David Lat, Tribune News Service
Two years ago, I was in a hospital bed on the 15th floor of NYU Langone hospital in Manhattan, dying of COVID-19. A previously healthy, 44-year-old runner, I found myself impossibly weak, unable to walk 5 feet from my bed to the bathroom without a nurse’s help.
I could barely breathe, even with the highest levels of supplemental oxygen. Eventually I wound up in the ICU, where I was placed on a ventilator.
Trying to shake our nation into taking the threat seriously, I shared my coronavirus ordeal with the world. I tweeted about it from the hospital; talked about it on the “Today” show, “The Rachel Maddow Show,” and “Nightline”; and wrote for multiple publications about my time on the ventilator, my painfully slow recovery, and my six-figure hospital bills (which I thankfully did not have to pay).
I hoped that my story led others to do everything humanly possible to prevent contagion. Today, COVID-19 is far less dangerous than it was two years ago, and I wonder: By telling my harrowing story, did I contribute to a climate of fear that we now find difficult to dispel? Amazing vaccines have made illness much less severe. The currently dominant omicron variant is relatively mild. Treatments, including antiviral pills, monoclonal antibodies and steroids, are much more effective than what was available to me. As a result, the death rate among hospitalised patients has plummeted. In April 2020, when I left the hospital, more than 23% of patients who went to the hospital for COVID-19 wound up dying there. By September 2021, only 2.8% died in the hospital. Practically speaking, COVID today and COVID in the spring of 2020 are vastly different.
Meanwhile, two years of mitigation measures have taken a serious toll: increased deaths from non-COVID causes, record numbers of fatal drug overdoses, an economic crisis for our cities, and a mental health crisis that has hit young people particularly hard. The pandemic’s effects have been especially harmful in education, with low-income and minority students suffering the most.
So despite my own nightmarish experience, I’m glad to see that states, counties and school districts are modifying pandemic requirements. I’m glad to see that office leasing is on the rise again, and major corporations are bringing their workers back to the office. I’m glad to see that other nations are lifting contagion precautions and easing travel restrictions.

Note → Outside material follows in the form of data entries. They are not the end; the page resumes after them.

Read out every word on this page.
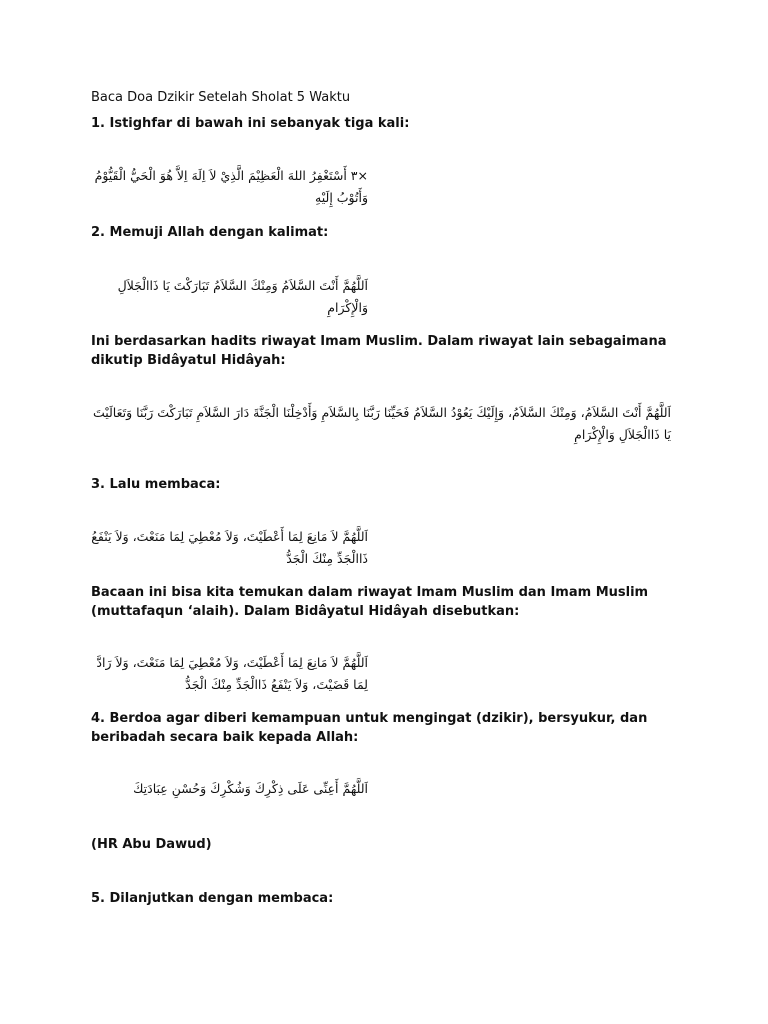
Baca Doa Dzikir Setelah Sholat 5 Waktu
1. Istighfar di bawah ini sebanyak tiga kali:
×٣ أَسْتَغْفِرُ اللهَ الْعَظِيْمَ الَّذِيْ لاَ اِلَهَ اِلاَّ هُوَ الْحَيُّ الْقَيُّوْمُ وَأَتُوْبُ إِلَيْهِ
2. Memuji Allah dengan kalimat:
اَللَّهُمَّ أَنْتَ السَّلاَمُ وَمِنْكَ السَّلاَمُ تَبَارَكْتَ يَا ذَاالْجَلاَلِ وَالْإِكْرَامِ
Ini berdasarkan hadits riwayat Imam Muslim. Dalam riwayat lain sebagaimana dikutip Bidâyatul Hidâyah:
اَللَّهُمَّ أَنْتَ السَّلاَمُ، وَمِنْكَ السَّلاَمُ، وَإِلَيْكَ يَعُوْدُ السَّلاَمُ فَحَيِّنَا رَبَّنَا بِالسَّلاَمِ وَأَدْخِلْنَا الْجَنَّةَ دَارَ السَّلاَمِ تَبَارَكْتَ رَبَّنَا وَتَعَالَيْتَ يَا ذَاالْجَلاَلِ وَالْإِكْرَامِ
3. Lalu membaca:
اَللَّهُمَّ لاَ مَانِعَ لِمَا أَعْطَيْتَ، وَلاَ مُعْطِيَ لِمَا مَنَعْتَ، وَلاَ يَنْفَعُ ذَاالْجَدِّ مِنْكَ الْجَدُّ
Bacaan ini bisa kita temukan dalam riwayat Imam Muslim dan Imam Muslim (muttafaqun ‘alaih). Dalam Bidâyatul Hidâyah disebutkan:
اَللَّهُمَّ لاَ مَانِعَ لِمَا أَعْطَيْتَ، وَلاَ مُعْطِيَ لِمَا مَنَعْتَ، وَلاَ رَادَّ لِمَا قَضَيْتَ، وَلاَ يَنْفَعُ ذَاالْجَدِّ مِنْكَ الْجَدُّ
4. Berdoa agar diberi kemampuan untuk mengingat (dzikir), bersyukur, dan beribadah secara baik kepada Allah:
اَللَّهُمَّ أَعِنِّى عَلَى ذِكْرِكَ وَشُكْرِكَ وَحُسْنِ عِبَادَتِكَ
(HR Abu Dawud)
5. Dilanjutkan dengan membaca:
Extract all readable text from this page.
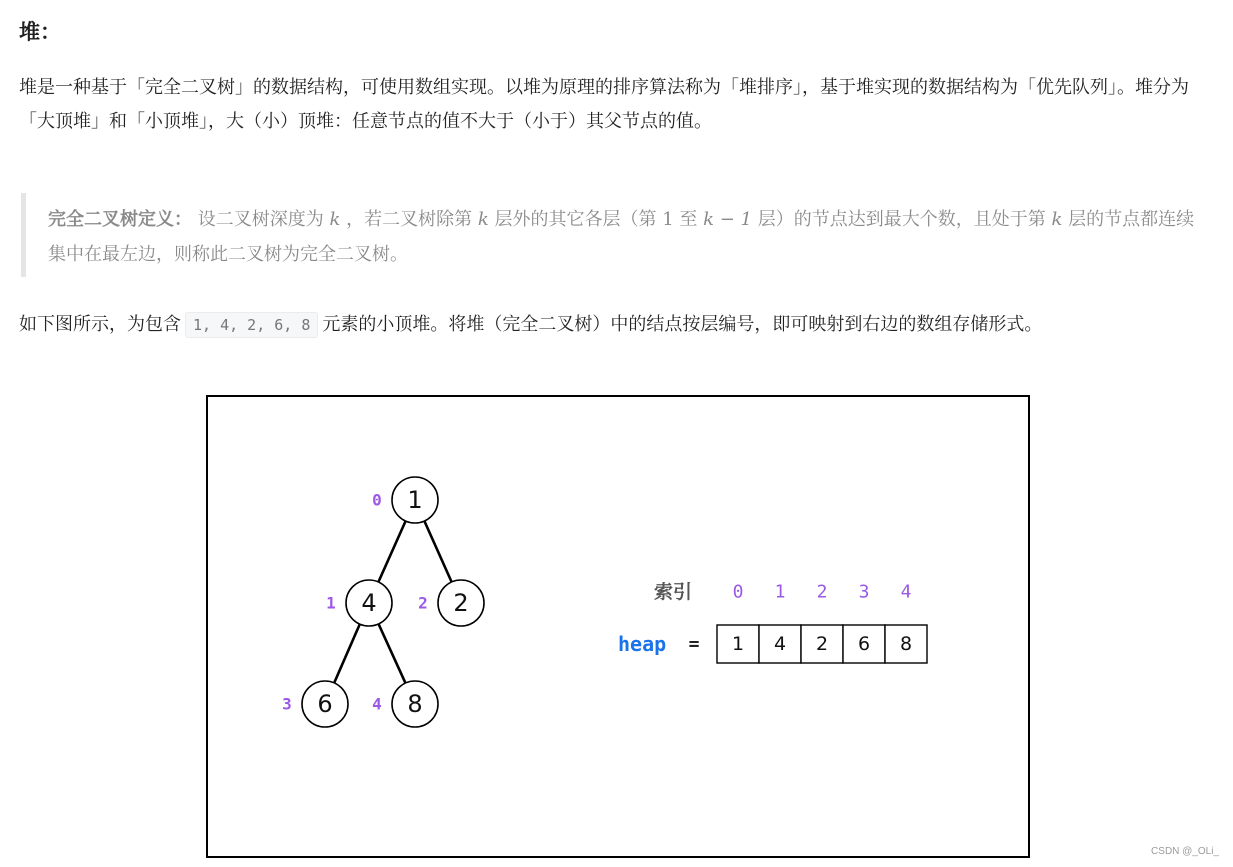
堆：
堆是一种基于「完全二叉树」的数据结构，可使用数组实现。以堆为原理的排序算法称为「堆排序」，基于堆实现的数据结构为「优先队列」。堆分为「大顶堆」和「小顶堆」，大（小）顶堆：任意节点的值不大于（小于）其父节点的值。
完全二叉树定义： 设二叉树深度为 k ，若二叉树除第 k 层外的其它各层（第 1 至 k − 1 层）的节点达到最大个数，且处于第 k 层的节点都连续集中在最左边，则称此二叉树为完全二叉树。
如下图所示，为包含 1, 4, 2, 6, 8 元素的小顶堆。将堆（完全二叉树）中的结点按层编号，即可映射到右边的数组存储形式。
1
0
4
1	2
2
6
3	8
4
索引 0 1 2 3 4
heap = 1 4 2 6 8
CSDN @_OLi_
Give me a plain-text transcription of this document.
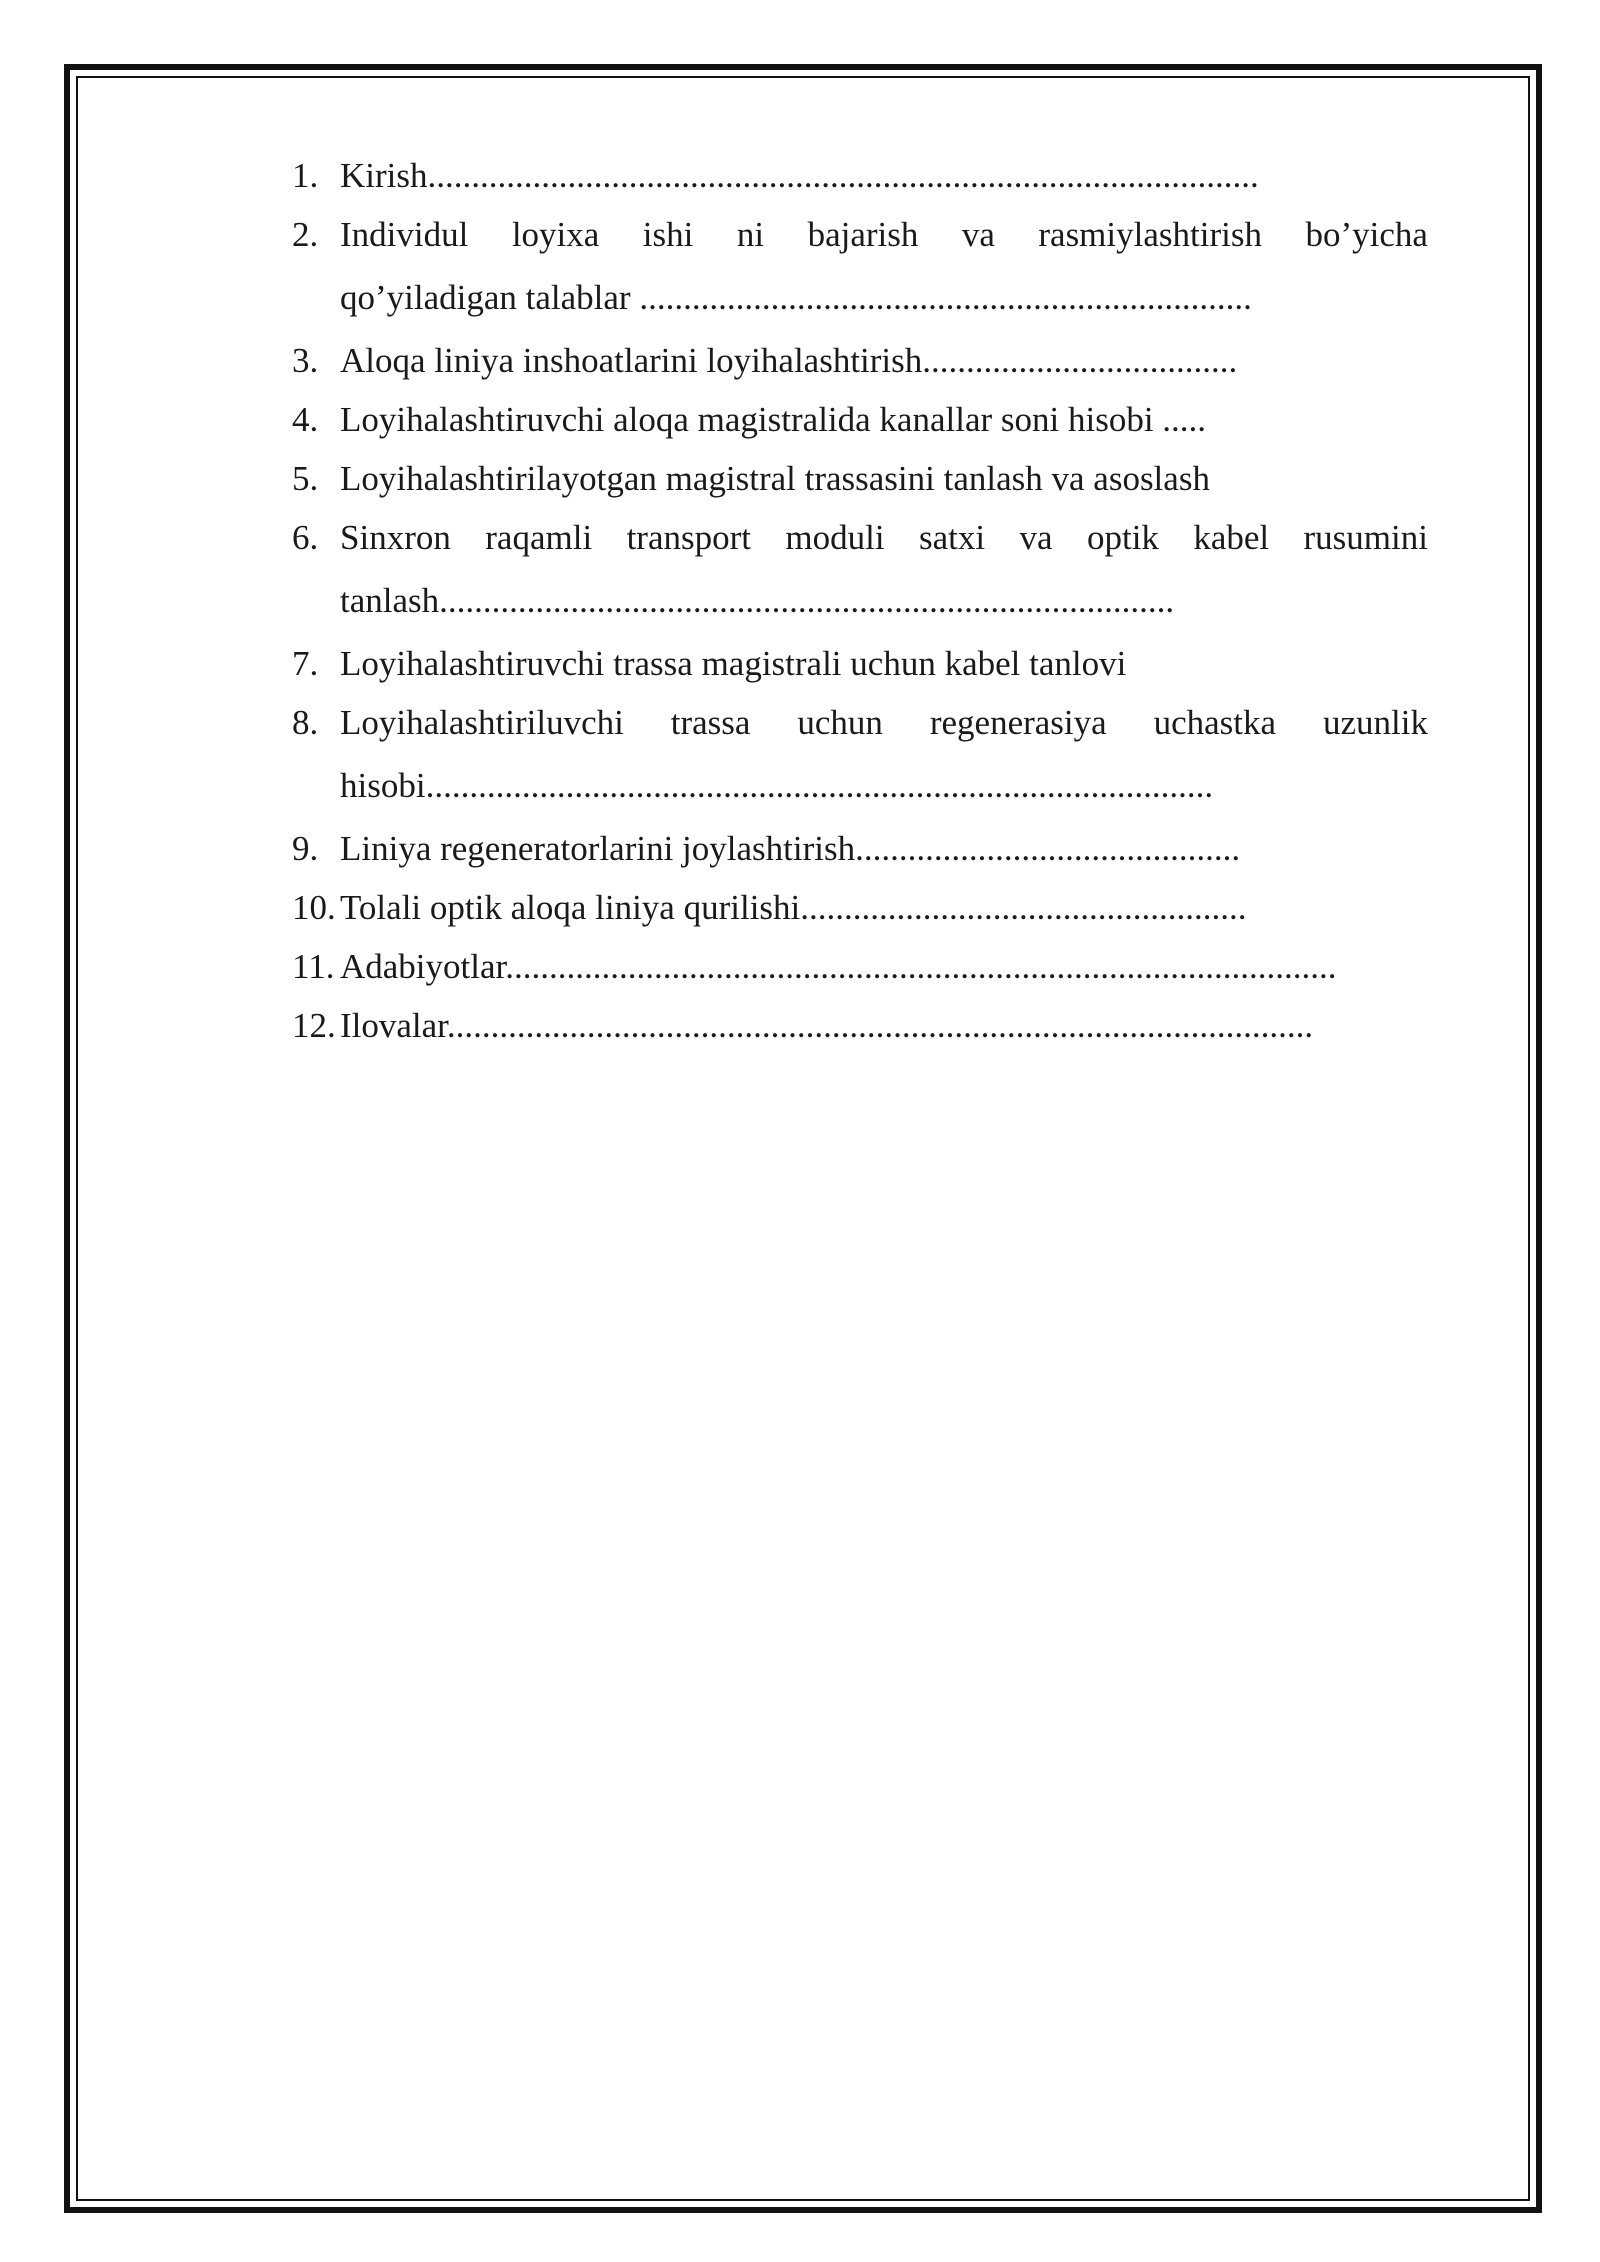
1. Kirish...............................................................................................
2. Individul loyixa ishi ni bajarish va rasmiylashtirish bo’yicha
qo’yiladigan talablar ......................................................................
3. Aloqa liniya inshoatlarini loyihalashtirish....................................
4. Loyihalashtiruvchi aloqa magistralida kanallar soni hisobi .....
5. Loyihalashtirilayotgan magistral trassasini tanlash va asoslash
6. Sinxron raqamli transport moduli satxi va optik kabel rusumini
tanlash....................................................................................
7. Loyihalashtiruvchi trassa magistrali uchun kabel tanlovi
8. Loyihalashtiriluvchi trassa uchun regenerasiya uchastka uzunlik
hisobi..........................................................................................
9. Liniya regeneratorlarini joylashtirish............................................
10. Tolali optik aloqa liniya qurilishi...................................................
11. Adabiyotlar...............................................................................................
12. Ilovalar...................................................................................................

We should celebrate these developments — especially because even as they’re happening, COVID-19 cases and deaths are down dramatically from their peaks in California, the United States and the world (with some notable exceptions, such as China).
As states and countries start to move past the crisis stage of the pandemic, they can look to California’s “SMARTER” plan as a possible blueprint for addressing COVID-19 as a more endemic phenomenon. The plan, an acronym for “shots, masks, awareness, readiness, testing, education and Rx,” acknowledges that while keeping the public safe is important, so is keeping businesses open and keeping students in school. At the same time, the approach contains contingency plans and metrics for when to implement them, in case COVID-19 deaths start rising again — which can’t be ruled out, especially if a more dangerous new variant emerges.
With more than a thousand Americans still dying every day, the virus remains a serious threat. We need to get more people vaccinated and boosted. We need to protect the most vulnerable, including the elderly and the immunocompromised. We need to support health care workers suffering from burnout, depression and anxiety.
We need to treat people enduring “long COVID,” as I did for more than a year. We need to remember and mourn the almost 1 million Americans, and more than six million people worldwide, who have lost their lives to this disease.
Here’s what we don’t need: more fear. Instead, let’s take a deep breath and move from a mindset of fear to a mindset of hope. After two long years, it’s hard to let go of being afraid, but let’s try. If we continue living in a perpetual state of anxiety and emergency, we are defeating only ourselves.